Soraci v. Colonial Sand & Stone Co.

191 Misc. 1056 | N.Y. Sup. Ct. | 1948

Pecora, J.

Motion is made to dismiss the complaint on the ground that the court has no jurisdiction of the subject of the action and the complaint does not state facts sufficient to constitute a cause of action. The complaint seeks to recover damages due to the negligence of plaintiff’s employer, whereby the plaintiff became partially disabled by reason of respiratory diseases and early silicosis due to the inhalation of various types of dust. The first cause of action is predicated upon negligence, and the second cause upon alleged violations of various sections of the Labor Law and rules promulgated by the Department of Labor of the State of New York.

In Barrencotto v. Cocker Saw Co. (266 N. Y. 139) it was held that since the Workmen’s Compensation Law, as it then existed, did not cover silicosis or other dust diseases, an action at law could be maintained against an employer to recover damages for injury, death or disease due to dust. By chapter 254 of the Laws of 1935 the Workmen’s Compensation Law was amended to cover disability from any and all occupational diseases contracted in hazardous employment where exposure occurred after September 1, 1935.

In 1936, a new article, article 4-A dealing exclusively with dust diseases was added to the Workmen’s Compensation Law (L. 1936, ch. 887). Section 66 of article 4-A provided: Compensation shall not be payable for partial disability due to silicosis or other dust diseases. * * * ”

It was also provided in section 72 that: “ The liability of an employer prescribed by this article shall be exclusive and in place of any other liability whatsoever, at common law or otherwise, to such employee * * * on account of any injury, disability, or death, caused by the inhalation of harmful dust, except that if an employer fail to secure the payment of compensation for his injured employees and' their dependents as provided in section fifty of this chapter * *

The complaint herein contains no allegations to the effect that the employer-defendant has failed to secure the payment of compensation.

The precise question raised upon the motion here was presented in del Busto v. Dupont de Nemours & Co., Inc. (167 Misc. 920, affd. 259 App. Div. 1070, motion for leave to appeal denied 284 N. Y. 817). The court there, in dismissing a complaint based upon a claim for partial disability, held that *1058in excluding partial disability from the benefits of the Workmen’s Compensation Law (§ 66) it was not intended to restore a right to a common-law action.
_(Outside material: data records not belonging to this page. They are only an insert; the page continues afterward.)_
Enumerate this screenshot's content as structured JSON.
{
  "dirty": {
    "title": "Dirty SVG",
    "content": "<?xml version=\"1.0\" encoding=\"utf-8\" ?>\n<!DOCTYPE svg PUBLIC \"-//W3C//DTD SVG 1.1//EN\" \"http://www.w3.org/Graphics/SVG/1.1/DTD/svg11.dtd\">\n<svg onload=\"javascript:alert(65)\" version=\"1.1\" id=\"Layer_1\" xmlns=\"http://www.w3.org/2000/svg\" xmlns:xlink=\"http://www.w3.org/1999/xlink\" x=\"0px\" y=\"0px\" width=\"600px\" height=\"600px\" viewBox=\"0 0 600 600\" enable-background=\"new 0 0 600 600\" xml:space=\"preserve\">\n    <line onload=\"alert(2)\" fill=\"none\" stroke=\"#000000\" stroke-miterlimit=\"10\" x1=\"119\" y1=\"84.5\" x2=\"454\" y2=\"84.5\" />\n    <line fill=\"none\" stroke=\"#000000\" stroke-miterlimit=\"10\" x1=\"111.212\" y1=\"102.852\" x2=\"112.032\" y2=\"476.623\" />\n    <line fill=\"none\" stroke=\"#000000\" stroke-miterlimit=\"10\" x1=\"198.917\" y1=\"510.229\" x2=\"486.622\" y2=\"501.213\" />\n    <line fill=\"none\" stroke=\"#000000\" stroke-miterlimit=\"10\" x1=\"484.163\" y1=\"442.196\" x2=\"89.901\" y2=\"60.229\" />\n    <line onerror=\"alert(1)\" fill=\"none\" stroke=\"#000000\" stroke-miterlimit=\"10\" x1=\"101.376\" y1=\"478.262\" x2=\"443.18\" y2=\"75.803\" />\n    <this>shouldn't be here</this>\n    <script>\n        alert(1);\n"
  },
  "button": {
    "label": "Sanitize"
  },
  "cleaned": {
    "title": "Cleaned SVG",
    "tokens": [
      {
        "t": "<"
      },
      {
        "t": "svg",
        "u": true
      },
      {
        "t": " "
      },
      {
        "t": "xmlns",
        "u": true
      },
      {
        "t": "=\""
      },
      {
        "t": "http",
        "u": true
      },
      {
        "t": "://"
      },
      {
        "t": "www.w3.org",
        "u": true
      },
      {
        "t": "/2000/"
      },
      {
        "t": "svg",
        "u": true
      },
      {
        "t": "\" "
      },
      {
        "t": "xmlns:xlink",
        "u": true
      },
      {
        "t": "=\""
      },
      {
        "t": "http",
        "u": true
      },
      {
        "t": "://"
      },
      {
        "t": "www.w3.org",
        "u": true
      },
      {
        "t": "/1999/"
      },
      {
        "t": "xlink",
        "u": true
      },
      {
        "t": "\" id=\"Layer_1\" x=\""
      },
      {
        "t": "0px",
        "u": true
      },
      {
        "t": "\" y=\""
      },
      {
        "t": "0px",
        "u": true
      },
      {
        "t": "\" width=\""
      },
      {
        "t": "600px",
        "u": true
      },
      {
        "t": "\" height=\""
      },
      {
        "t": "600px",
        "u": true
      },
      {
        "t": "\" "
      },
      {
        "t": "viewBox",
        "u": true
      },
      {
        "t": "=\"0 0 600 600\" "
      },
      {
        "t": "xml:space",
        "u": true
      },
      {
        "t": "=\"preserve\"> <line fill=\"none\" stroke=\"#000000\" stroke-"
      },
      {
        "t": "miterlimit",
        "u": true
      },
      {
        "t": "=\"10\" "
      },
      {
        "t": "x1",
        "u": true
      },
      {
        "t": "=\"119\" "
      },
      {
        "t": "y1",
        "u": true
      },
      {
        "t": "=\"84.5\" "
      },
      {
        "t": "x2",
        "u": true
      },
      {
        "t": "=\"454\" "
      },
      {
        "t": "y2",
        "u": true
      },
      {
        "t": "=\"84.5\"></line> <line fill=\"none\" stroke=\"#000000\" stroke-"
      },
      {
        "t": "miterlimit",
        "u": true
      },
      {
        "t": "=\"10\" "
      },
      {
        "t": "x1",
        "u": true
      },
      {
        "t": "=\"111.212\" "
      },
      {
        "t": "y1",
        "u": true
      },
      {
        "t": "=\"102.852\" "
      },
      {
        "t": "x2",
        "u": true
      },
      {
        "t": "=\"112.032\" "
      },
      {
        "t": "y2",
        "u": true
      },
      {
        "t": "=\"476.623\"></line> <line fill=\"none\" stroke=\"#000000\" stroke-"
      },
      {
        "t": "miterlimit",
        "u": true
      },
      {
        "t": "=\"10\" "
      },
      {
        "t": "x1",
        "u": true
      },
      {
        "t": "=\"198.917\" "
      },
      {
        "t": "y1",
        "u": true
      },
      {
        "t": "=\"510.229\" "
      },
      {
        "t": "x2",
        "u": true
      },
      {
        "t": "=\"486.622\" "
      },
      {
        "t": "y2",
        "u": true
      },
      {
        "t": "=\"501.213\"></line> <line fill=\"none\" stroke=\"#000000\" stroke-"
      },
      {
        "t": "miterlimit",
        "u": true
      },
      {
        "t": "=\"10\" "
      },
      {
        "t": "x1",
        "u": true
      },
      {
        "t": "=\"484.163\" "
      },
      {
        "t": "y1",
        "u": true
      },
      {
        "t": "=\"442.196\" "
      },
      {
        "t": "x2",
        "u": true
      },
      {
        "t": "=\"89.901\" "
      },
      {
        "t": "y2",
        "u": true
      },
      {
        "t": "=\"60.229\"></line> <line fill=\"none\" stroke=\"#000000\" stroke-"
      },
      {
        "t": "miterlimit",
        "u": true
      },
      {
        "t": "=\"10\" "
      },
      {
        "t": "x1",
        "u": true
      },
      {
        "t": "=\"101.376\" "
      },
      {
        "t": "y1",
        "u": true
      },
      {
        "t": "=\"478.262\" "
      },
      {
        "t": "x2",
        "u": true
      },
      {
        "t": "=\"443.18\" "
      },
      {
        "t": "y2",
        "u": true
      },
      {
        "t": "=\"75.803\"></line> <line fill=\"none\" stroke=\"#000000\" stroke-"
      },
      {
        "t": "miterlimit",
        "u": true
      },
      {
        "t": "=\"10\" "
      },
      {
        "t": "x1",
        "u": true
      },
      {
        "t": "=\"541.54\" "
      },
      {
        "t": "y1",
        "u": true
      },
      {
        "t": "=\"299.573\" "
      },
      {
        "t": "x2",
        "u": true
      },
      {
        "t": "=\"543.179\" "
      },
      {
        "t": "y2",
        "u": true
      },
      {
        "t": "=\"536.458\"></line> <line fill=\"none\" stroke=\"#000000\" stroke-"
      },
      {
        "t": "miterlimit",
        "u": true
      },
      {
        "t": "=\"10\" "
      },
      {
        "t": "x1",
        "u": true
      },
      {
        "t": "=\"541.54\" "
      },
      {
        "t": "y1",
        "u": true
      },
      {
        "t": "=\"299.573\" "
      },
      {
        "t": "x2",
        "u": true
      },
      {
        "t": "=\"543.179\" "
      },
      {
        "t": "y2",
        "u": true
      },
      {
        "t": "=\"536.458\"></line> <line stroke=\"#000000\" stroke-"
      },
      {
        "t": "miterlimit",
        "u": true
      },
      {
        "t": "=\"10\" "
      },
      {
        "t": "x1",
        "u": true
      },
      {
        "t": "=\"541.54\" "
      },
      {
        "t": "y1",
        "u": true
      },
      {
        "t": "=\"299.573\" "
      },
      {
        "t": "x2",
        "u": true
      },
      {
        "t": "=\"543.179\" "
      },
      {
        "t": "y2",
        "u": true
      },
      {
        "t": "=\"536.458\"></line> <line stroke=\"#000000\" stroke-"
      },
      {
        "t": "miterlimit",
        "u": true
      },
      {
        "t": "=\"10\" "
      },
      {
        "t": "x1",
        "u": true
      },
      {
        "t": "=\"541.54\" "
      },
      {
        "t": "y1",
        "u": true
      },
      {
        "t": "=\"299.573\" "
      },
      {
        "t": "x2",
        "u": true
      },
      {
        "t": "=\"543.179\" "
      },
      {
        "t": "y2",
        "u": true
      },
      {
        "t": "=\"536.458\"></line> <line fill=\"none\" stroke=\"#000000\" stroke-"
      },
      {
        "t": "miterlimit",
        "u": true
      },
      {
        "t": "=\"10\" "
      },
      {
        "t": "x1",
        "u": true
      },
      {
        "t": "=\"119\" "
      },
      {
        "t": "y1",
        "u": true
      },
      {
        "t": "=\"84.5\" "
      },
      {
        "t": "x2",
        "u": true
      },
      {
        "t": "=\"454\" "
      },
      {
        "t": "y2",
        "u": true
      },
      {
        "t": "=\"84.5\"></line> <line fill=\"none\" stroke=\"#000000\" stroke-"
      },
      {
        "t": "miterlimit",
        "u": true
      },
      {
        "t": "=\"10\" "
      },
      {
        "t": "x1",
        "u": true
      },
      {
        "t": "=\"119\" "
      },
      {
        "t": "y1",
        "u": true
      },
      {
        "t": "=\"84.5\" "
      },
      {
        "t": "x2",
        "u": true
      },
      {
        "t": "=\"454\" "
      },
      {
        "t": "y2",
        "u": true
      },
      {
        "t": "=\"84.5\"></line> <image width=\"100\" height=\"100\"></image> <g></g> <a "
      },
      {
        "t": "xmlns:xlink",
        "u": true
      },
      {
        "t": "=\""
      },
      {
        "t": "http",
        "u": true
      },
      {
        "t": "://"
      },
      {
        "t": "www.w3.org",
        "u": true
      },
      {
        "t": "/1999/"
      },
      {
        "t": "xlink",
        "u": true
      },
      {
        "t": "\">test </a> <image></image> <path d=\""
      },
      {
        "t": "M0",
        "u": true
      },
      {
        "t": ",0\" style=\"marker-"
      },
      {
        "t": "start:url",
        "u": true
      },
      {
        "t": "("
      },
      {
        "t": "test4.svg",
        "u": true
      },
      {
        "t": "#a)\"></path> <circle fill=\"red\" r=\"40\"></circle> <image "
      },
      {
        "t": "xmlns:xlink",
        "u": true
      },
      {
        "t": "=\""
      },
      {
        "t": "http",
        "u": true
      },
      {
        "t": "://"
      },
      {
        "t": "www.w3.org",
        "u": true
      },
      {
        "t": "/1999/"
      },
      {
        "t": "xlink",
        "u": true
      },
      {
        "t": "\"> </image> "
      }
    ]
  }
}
It was decided that the Legislative intent was to have the employer “ bear the burden of the effects of total disability and that the employee should bear the burden arising from partial disability.” (P. 923.)

The same result was reached in Schwarts v. Bausch & Lomb Optical Co. (263 App. Div. 1065, affd. 291 N. Y. 765.) (See, also, Scherini v. Titanium Alloy Co., 286 N. Y. 531.)

In Schwartz v. Queensboro Farm Products, Inc. (191 Misc. 778) my learned, colleagué Mr. Justice Walter properly said with respect to the authorities above cited: “ I do not think, however, that in any of those cases the Court of Appeals decided the point * * *. I consequently think that except in the Fourth Department the question is still open whether an action for damages for partial disability from silicosis- or other dust disease is barred even though the act provides no compensation for such disability. ’ ’

While I perceive great force in the dissenting opinion of Rippey, J., in Scherini v. Titanium Alloy Co. (supra) which would uphold plaintiff’s contentions here, I am nevertheless inclined to follow the holdings in the Fourth Department, especially in view of the absence of any authority to the contrary. The Legislature has not seen fit to amend article 4-A since the decision in the del Busto case (supra). I believe the legislative intent was there correctly construed. Consequently, I hold that this action for partial disability from silicosis or other dust disease is barred by the provisions of the Workmen’s Compensation Act. Since the injury of plaintiff arose in the course of employment, and as a result of the alleged acts of negligence of the employer, the Workmen’s Compensation Law provides the plaintiff’s exclusive remedy, and bars an action at law. This court, therefore, does not have jurisdiction of the action.

The motion to dismiss the complaint is granted. Settle order.